A clean way to think about them¶
flowchart TD
question["review question"] --> choose["choose the narrowest evidence surface"]
choose --> dryrun["dry-run and summaries"]
choose --> logs["rule logs"]
choose --> bench["benchmarks"]
choose --> prov["provenance"]
dryrun --> decision["decide whether more evidence is needed"]
logs --> decision
bench --> decision
prov --> decision
This prevents two common mistakes:
- opening huge logs before confirming the workflow even planned the expected jobs
- quoting benchmark numbers before checking whether the rerun was legitimate
Logs: tell the local execution story¶
Good rule logs answer questions such as:
- which sample or target failed
- which command or script branch ran
- whether the tool waited on data, retried internally, or exited cleanly
Good logs are specific. They name the rule-local situation.
Weak logs only print generic progress lines or dump unrelated environment detail that no reviewer asked for.
Benchmarks: measure the rule, not the mood¶
Use benchmark: when you want a durable answer to:
- which rule family is expensive
- whether a rule changed its runtime profile after an edit
- whether tiny jobs are being overwhelmed by launch overhead
Benchmarks become especially useful when a team keeps arguing from memory:
"I think trimming got slower."
That claim should move quickly toward benchmark evidence, not toward a thread-count edit.

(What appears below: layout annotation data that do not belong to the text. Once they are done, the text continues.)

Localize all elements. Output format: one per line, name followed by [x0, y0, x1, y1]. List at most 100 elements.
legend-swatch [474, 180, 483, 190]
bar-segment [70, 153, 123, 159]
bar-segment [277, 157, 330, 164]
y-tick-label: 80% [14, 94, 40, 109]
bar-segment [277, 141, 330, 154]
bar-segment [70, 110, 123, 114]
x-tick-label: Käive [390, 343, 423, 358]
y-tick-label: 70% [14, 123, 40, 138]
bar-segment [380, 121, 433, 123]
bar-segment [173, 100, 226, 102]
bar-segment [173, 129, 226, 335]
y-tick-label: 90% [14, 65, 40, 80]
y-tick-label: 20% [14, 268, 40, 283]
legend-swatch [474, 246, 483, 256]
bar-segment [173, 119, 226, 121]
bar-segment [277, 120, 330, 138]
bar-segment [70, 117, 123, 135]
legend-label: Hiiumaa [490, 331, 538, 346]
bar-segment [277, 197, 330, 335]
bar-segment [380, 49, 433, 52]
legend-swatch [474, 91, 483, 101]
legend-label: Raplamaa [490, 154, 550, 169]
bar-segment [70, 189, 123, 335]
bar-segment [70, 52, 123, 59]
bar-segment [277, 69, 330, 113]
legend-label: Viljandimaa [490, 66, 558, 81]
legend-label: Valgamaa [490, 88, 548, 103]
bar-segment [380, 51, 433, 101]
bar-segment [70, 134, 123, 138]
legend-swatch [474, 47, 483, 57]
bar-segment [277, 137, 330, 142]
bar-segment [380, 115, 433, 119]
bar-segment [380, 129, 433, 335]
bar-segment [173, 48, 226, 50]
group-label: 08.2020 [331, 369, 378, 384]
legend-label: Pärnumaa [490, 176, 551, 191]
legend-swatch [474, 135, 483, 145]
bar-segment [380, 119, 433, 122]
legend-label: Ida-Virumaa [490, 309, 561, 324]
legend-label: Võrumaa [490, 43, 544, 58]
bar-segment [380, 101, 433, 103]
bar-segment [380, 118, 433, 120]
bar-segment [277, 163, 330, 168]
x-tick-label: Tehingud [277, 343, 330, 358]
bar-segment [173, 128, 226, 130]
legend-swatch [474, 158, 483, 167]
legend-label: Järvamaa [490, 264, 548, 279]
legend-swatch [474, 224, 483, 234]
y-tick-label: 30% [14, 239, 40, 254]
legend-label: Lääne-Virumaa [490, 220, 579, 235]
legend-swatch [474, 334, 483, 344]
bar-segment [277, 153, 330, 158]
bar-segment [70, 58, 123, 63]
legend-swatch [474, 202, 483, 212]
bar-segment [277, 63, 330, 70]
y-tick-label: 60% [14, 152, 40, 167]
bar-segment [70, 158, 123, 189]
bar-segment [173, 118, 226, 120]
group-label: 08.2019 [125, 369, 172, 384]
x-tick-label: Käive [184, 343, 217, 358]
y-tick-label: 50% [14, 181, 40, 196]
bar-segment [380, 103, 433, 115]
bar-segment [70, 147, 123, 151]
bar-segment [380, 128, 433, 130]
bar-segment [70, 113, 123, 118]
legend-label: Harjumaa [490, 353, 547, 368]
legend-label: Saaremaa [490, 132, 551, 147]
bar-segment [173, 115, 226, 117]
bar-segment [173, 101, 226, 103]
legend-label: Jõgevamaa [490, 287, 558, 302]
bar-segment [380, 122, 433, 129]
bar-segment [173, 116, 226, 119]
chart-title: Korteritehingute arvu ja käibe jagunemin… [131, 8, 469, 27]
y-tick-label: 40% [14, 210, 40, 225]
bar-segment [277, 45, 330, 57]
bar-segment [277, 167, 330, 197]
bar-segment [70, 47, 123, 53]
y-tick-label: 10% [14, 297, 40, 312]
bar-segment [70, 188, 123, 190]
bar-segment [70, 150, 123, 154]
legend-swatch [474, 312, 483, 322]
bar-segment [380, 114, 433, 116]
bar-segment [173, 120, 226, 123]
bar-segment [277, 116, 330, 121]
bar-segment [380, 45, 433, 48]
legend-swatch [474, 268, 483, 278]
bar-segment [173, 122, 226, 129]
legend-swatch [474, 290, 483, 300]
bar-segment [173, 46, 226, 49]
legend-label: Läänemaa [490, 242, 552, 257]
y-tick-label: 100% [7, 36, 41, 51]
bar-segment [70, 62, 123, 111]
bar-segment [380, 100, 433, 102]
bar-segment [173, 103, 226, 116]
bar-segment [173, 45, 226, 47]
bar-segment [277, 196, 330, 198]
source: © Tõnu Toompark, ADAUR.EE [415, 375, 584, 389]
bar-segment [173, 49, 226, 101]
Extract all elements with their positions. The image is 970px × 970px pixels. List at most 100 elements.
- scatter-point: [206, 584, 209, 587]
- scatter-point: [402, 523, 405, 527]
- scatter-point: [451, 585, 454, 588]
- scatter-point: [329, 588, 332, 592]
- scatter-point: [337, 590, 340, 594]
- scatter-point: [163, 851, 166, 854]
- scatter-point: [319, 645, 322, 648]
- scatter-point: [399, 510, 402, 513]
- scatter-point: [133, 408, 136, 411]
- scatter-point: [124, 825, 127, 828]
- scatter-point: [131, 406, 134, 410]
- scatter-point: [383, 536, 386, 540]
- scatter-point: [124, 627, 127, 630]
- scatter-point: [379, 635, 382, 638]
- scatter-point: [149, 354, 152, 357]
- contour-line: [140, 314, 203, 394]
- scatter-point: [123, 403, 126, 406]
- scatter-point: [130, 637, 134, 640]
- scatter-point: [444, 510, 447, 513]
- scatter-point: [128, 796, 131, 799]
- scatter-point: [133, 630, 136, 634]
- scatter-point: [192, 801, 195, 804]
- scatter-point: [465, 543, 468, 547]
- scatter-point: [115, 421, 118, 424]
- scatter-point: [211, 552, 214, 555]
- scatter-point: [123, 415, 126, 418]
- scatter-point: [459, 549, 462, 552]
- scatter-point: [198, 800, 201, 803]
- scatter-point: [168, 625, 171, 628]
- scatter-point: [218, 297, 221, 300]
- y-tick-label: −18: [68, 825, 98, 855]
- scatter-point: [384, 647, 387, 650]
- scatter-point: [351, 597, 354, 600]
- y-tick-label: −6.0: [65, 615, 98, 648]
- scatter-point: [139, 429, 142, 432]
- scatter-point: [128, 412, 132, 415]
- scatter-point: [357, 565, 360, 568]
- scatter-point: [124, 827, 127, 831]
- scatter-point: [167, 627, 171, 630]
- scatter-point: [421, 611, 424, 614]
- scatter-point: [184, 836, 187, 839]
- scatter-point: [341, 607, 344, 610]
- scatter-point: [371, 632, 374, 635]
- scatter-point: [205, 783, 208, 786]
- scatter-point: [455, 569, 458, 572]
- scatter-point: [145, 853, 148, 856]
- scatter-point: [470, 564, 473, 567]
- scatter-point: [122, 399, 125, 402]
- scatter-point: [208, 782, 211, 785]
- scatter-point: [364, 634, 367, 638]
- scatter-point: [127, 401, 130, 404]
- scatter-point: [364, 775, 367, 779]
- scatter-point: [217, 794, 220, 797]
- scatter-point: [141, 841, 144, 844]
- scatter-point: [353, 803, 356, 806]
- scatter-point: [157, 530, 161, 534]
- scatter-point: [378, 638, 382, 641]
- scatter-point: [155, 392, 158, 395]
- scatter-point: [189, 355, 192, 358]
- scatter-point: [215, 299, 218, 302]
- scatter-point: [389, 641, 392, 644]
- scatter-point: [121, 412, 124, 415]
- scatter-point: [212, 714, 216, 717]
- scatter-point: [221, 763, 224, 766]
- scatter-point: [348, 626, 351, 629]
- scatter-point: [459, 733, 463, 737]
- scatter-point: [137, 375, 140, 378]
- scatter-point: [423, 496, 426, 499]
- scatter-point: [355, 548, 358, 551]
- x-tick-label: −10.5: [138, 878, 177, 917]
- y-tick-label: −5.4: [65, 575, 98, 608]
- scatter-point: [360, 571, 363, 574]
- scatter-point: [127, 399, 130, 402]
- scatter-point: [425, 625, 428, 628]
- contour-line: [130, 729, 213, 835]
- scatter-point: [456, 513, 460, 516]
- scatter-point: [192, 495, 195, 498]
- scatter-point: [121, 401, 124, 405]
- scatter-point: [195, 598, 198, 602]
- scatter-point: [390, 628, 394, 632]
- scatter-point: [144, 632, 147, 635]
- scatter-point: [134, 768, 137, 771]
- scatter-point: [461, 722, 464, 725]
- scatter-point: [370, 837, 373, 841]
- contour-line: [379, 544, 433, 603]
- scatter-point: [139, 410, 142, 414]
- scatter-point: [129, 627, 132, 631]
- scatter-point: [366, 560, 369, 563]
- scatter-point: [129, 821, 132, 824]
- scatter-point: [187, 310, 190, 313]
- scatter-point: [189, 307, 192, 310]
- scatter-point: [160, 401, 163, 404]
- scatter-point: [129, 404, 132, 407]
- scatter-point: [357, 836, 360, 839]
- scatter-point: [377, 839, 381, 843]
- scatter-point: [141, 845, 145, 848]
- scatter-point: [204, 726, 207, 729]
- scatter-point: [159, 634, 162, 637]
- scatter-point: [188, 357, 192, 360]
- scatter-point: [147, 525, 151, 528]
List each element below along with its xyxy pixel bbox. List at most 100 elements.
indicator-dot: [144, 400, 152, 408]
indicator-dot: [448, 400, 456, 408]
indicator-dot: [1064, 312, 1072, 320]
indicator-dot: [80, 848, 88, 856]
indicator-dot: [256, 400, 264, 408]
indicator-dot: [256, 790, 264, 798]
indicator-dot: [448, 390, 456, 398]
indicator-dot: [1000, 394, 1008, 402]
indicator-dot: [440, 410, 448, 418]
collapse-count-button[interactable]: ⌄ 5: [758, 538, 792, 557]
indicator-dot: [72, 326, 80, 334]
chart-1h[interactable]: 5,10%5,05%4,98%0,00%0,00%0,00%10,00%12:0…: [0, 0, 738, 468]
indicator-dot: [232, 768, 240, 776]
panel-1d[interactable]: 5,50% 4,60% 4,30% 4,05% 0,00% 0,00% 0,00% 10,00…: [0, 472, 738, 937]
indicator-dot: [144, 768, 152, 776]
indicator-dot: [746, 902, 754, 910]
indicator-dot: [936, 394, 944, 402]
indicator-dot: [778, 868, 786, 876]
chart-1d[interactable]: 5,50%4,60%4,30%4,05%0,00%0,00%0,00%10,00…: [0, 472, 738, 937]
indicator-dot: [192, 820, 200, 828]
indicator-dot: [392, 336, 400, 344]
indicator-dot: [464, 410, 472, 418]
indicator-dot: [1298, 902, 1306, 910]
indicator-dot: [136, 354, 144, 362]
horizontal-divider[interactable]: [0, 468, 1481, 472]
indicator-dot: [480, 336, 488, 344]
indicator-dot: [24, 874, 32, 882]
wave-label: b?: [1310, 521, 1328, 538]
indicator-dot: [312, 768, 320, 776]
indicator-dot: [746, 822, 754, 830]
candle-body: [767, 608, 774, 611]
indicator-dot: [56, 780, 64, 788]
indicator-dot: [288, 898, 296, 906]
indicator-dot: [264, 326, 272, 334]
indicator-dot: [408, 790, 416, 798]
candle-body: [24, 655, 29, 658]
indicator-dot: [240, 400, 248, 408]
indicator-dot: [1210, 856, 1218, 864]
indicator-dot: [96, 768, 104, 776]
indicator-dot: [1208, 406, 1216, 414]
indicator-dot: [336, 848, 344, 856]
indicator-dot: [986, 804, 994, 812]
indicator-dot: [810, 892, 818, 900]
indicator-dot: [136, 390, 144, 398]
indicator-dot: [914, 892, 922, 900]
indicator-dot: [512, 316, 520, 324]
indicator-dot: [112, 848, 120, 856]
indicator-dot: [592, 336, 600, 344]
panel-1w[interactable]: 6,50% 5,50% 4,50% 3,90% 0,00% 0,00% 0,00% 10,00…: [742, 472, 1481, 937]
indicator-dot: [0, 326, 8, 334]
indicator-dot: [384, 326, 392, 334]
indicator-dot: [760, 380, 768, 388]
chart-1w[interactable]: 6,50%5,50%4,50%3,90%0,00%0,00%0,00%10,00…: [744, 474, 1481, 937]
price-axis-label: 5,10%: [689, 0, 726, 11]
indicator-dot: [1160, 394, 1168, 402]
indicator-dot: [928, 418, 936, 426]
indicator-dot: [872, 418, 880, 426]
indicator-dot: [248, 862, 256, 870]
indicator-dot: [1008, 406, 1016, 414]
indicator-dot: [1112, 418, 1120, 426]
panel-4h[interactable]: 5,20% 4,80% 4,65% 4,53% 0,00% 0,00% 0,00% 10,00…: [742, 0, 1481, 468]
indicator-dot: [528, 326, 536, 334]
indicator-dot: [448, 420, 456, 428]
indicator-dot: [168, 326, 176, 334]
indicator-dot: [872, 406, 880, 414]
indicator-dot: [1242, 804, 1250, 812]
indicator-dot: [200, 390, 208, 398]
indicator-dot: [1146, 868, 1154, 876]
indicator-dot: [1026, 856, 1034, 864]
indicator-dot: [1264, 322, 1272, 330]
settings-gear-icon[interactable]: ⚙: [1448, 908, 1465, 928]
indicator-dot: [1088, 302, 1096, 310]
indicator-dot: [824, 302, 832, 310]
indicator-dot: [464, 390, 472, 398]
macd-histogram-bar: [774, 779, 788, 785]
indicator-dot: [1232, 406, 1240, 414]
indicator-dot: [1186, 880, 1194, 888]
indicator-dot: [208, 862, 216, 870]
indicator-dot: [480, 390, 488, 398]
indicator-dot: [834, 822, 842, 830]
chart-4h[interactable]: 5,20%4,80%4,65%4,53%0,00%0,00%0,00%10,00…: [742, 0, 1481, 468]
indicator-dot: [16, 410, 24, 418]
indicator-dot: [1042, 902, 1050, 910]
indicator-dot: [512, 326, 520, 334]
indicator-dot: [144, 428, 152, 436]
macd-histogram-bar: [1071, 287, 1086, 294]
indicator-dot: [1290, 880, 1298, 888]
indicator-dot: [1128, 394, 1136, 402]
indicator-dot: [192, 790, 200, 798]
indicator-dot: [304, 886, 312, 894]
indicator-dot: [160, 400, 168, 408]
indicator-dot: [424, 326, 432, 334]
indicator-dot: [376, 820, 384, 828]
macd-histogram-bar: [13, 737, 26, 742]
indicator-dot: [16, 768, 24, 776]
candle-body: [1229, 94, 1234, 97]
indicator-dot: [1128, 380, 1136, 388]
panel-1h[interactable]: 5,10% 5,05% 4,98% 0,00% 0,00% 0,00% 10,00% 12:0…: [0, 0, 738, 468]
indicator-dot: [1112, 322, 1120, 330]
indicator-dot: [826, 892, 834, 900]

Summaries: keep workflow state visible¶
snakemake --summary is a workflow-state surface, not a debugging diary.
Use it to answer:
- which outputs already exist
- which ones are planned for rebuild
- whether the workflow state matches what the incident report claims
This is often the fastest way to discover that a "performance problem" is actually a surprise rerun caused by changed inputs or changed code.
Change reports: explain why Snakemake wants to rerun¶
snakemake --list-changes input code params helps when reviewers need to know which change
class triggered work.
That matters because the next review question changes with the answer:
- input change points toward upstream data movement or discovery
- code change points toward scripts, wrappers, or rule logic
- parameter change points toward config or policy review
Without that distinction, teams often talk about churn without naming its source.
Provenance: tie the run to its identity¶
Workflow evidence is incomplete if you cannot answer:
- which config values were material
- which profile or operating context shaped the run
- which environment or tool identity produced the published result
That is the job of provenance.
Provenance is not a replacement for logs or benchmarks. It is the identity surface that lets you compare runs honestly when the repository alone does not explain the difference.
A small example¶
Suppose a reviewer says:
The report looks different and the workflow took longer.
A good evidence route might be:
snakemake --summaryto confirm what rebuiltsnakemake --list-changes input code paramsto classify the rerun cause- one matching benchmark file for the slowest rule family
- one matching rule log for the suspicious target
publish/v1/provenance.jsonif the change still cannot be explained
That route is short, and every step has a reason.
What good observability looks like¶
Good observability is:
- rule-local when debugging one failure
- workflow-level when explaining changed state
- stable enough that teams can compare runs over time
- cheap enough that nobody removes it as soon as pressure rises
Bad observability usually looks like one of these:
- giant shared logs with no rule ownership
- benchmark files nobody reads or reviews
- summaries collected but never compared to a claim
- provenance missing when context differences are the real suspect
Keep this standard¶
Before adding a new evidence surface, finish this sentence:
We need this artifact because it answers this review question better than the artifacts we already have.
If you cannot finish that sentence, the workflow probably needs a clearer reading route more than it needs another file.